Hi folks,
I was thinking about this implementation to sample $\epsilon$
with multivariate distribution. Similar to the way we handle variables in random block. Here is an example: (See comments below the code):
const N_THETA = 3
const N_OMEGA = 3
const N_SIGMA = 2
model = @model begin
@param begin
θ ∈ VectorDomain(N_THETA)
Ω ∈ PDiagDomain(N_OMEGA)
Σ ∈ PDiagDomain(N_SIGMA)
end
@random begin
η ~ MvNormal(Ω)
ϵ ~ MvNormal(Σ)
end
@pre begin
CLᵢ = exp(log(θ[1]) + η[1])
Vᵢ = exp(log(θ[2]) + η[2])
kaᵢ = exp(log(θ[3]) + η[3])
keᵢ = CLᵢ/Vᵢ
end
@dynamics begin
y1' = - kaᵢ * y1
y2' = kaᵢ* y1 - keᵢ * y2
end
@derived begin
cp = @. y2/Vᵢ
dv = @. cp + cp * ϵ[1] + ϵ[2]
end
end
COMMENT: Currently, epsilon will have one value per subject and will not change which is expected from @random
block.
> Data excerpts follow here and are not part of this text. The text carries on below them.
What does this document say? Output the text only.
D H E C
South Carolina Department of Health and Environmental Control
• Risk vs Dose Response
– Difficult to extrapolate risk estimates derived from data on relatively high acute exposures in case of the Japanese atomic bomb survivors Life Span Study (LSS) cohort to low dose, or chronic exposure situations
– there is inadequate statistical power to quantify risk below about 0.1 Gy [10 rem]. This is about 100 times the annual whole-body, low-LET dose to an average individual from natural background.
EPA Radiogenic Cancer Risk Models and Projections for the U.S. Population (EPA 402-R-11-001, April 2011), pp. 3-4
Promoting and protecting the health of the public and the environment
Is there a way that one can sample within the same subject?
Here is a dummy setup:
event = DosageRegimen(100)
sub = Subject(;id=1, events=event)
par_values = (θ=[8, 25, 1.5], Ω = Diagonal([0.09, 0.09, 0.09]), Σ = Diagonal([0.015, 0.0625]), )
sim = simobs(model, sub, par_values) |> DataFrame
You can see the values of epsilons from dataframe.